Sales of organic products in Britain will return to growth this year, ending a run of three consecutive annual declines, as the country's retailers offer more support, the chief executive of the Soil Association said on Friday.

I think we'll return to growth in 2012 because I think we're nearly there now...I'd love to see the retailers getting behind it this year and I think they are starting to and if they do we'll see the market return to growth, Helen Browning told Reuters on the sidelines of the association's annual conference.

Sales of organic products in the UK fell 3.7 percent in 2011 to 1.67 billion pounds, the largest organic certifier said on Friday.

The latest decline was driven by a 5 percent fall in sales by major food retailers as they cut back on the shelf space given to organic products and own-label organic ranges, the association reported.

I think it all depends on whether retailers do decide to invest in communications to their customers, whether they're prepared to be bolder about why people should be interested in organic and getting rid of the perception that organic is loads more expensive, she said.

Browning said demand for organic produce in Britain was patchy and added that while brands and small-scale independent businesses like farm shops and delicatessens had performed relatively well, supermarket own-label products had suffered from a lack of investment.


The decline in sales contrasts with the trend in many other European countries and Browning cited a lack of government support as one factor in the weak UK performance.

In most other European countries the governments really support organic, not necessarily just through money but through what they say - organic is very normal, they put it into their public procurement targets, they talk about it very positively, Browning said.

Here we haven't got a government that is saying that kind of thing and I think that makes a big difference because people feel it's not for them - I think we've put organic food on a bit of pedestal and we've said it's something special, it's nice but it's over there in that corner.

Austria, the Netherlands and Belgium all saw growth of more than 10 percent in their organic markets last year.

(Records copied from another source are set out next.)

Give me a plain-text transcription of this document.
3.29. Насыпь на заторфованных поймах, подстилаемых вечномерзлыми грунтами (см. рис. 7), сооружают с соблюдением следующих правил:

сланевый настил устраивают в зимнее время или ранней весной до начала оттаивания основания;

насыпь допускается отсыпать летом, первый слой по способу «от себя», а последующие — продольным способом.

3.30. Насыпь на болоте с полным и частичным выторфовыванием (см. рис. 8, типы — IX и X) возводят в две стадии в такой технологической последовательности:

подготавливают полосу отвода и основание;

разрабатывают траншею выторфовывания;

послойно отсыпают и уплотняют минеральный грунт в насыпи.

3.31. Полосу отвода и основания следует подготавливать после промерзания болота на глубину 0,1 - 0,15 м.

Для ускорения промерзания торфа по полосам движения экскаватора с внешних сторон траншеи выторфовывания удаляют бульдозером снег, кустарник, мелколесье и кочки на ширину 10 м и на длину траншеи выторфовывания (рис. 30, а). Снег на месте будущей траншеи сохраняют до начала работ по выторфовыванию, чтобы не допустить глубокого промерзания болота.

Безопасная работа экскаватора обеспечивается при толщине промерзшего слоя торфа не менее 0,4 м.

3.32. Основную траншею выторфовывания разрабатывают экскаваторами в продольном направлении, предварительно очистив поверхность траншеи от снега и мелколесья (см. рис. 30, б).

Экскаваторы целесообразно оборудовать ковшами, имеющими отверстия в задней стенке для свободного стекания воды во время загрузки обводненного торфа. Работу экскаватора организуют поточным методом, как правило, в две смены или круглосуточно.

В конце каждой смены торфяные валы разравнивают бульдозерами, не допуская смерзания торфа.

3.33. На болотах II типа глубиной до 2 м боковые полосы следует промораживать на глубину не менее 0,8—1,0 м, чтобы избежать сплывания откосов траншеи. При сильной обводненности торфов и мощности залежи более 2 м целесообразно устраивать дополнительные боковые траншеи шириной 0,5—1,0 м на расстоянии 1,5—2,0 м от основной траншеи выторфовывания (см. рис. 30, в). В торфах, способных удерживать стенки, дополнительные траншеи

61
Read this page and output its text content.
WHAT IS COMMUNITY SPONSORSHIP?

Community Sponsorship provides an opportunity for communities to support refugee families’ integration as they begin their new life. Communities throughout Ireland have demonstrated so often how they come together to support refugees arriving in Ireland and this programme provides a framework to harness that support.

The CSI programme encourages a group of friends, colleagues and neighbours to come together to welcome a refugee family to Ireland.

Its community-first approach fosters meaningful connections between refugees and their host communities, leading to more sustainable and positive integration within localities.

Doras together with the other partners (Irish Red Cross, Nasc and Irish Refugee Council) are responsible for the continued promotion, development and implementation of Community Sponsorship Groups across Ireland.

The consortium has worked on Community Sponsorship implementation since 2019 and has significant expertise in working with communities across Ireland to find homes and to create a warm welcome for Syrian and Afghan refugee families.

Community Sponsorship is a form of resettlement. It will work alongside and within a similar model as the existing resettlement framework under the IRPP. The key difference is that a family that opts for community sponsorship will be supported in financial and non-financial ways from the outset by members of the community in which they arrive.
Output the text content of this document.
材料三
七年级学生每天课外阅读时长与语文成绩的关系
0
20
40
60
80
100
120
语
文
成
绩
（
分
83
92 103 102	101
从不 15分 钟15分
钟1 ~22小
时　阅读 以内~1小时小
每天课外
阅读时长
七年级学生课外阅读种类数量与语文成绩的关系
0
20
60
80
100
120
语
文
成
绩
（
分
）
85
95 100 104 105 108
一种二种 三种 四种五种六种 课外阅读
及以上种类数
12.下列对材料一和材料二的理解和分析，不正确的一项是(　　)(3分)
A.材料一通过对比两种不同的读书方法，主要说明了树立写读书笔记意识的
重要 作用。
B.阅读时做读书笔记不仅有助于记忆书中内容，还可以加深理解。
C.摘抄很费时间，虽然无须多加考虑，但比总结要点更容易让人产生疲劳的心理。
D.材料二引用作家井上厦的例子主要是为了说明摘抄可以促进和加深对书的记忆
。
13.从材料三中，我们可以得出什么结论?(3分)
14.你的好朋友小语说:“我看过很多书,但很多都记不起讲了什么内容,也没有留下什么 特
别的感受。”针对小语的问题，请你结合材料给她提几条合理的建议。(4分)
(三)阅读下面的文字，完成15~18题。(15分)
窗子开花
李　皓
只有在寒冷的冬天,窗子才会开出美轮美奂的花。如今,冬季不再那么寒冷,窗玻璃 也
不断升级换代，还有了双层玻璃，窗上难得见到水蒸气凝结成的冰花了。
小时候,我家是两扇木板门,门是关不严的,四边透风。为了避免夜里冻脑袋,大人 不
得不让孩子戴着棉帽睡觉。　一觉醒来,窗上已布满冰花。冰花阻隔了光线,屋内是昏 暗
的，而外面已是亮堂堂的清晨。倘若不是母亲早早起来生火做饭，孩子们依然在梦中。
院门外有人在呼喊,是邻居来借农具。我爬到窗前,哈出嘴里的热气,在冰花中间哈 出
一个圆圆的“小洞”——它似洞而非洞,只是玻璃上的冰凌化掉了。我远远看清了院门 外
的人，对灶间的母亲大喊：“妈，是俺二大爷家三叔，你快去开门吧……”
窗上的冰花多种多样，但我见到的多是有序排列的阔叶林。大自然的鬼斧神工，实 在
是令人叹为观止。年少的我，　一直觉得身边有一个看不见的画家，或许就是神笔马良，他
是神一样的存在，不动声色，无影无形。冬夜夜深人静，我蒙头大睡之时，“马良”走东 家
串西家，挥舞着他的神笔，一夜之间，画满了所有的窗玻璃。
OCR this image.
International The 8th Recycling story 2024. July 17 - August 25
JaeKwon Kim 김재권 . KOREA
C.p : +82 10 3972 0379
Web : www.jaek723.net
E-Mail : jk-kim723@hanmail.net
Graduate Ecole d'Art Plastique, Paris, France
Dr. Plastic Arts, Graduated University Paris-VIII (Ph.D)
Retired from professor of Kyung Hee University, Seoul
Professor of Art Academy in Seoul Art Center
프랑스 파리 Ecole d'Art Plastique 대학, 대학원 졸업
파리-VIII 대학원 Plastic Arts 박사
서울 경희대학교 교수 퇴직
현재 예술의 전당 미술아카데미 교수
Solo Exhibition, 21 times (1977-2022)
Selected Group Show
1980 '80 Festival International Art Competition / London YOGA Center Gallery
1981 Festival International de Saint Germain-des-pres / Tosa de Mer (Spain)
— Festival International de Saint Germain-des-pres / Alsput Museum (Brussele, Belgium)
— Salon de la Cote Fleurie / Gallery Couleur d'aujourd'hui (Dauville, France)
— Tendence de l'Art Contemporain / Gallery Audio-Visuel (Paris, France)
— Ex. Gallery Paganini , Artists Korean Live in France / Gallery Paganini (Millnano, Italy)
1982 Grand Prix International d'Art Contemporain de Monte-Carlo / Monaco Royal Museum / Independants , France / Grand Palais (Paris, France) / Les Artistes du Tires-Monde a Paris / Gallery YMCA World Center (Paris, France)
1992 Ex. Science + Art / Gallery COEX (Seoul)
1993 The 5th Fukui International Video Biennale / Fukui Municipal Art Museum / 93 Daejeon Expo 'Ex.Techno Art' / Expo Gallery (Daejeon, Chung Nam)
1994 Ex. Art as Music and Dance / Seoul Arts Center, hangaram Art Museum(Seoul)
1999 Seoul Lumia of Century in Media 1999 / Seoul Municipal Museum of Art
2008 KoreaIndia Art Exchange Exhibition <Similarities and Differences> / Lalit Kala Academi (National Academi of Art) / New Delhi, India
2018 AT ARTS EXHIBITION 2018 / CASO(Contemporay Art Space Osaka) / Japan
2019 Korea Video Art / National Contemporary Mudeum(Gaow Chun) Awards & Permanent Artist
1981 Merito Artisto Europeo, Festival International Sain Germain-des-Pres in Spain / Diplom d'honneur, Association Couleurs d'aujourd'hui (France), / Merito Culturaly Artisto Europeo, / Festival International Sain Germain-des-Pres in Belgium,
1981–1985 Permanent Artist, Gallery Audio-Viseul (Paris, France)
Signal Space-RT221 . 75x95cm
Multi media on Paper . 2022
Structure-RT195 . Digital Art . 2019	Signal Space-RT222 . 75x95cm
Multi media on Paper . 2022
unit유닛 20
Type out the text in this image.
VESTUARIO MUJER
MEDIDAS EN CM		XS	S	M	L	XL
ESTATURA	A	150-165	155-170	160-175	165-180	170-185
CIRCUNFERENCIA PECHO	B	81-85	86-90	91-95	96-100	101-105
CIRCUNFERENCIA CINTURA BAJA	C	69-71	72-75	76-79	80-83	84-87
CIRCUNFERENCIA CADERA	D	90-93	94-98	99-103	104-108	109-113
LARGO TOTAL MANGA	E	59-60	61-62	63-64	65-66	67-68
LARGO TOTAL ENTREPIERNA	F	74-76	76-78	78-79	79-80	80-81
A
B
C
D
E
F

Browning said Spain and Italy also had thriving organic markets, while France was moving fast.

Sales of organic textiles climbed 2 percent last year and Browning said she was optimistic about organic clothing's prospects thanks to the development of good fibres and attractive designs.

I don't want to wear a hemp sack but now that people have stopped making hemp sacks and started making really classy clothing that feels great, I think that textiles have got a great future, she said.

At one time all you could buy was a sort of Hessian T-shirt...I wouldn't even wear it to bed! But it's not like that now. It's more sexy, it's more fun.

Organic health and beauty sales also experienced strong growth in 2011, jumping 8.7 percent.

I think as people start to get worried about what they're putting into their bodies, they're a bit worried about what they're putting onto their skin, she said.

But she said it was important to remember that the organic label only provided assurance and that brands needed to build good products that people wanted to use on top of that.

If a face cream that's organic is gunky, I'm not going to put it on my face!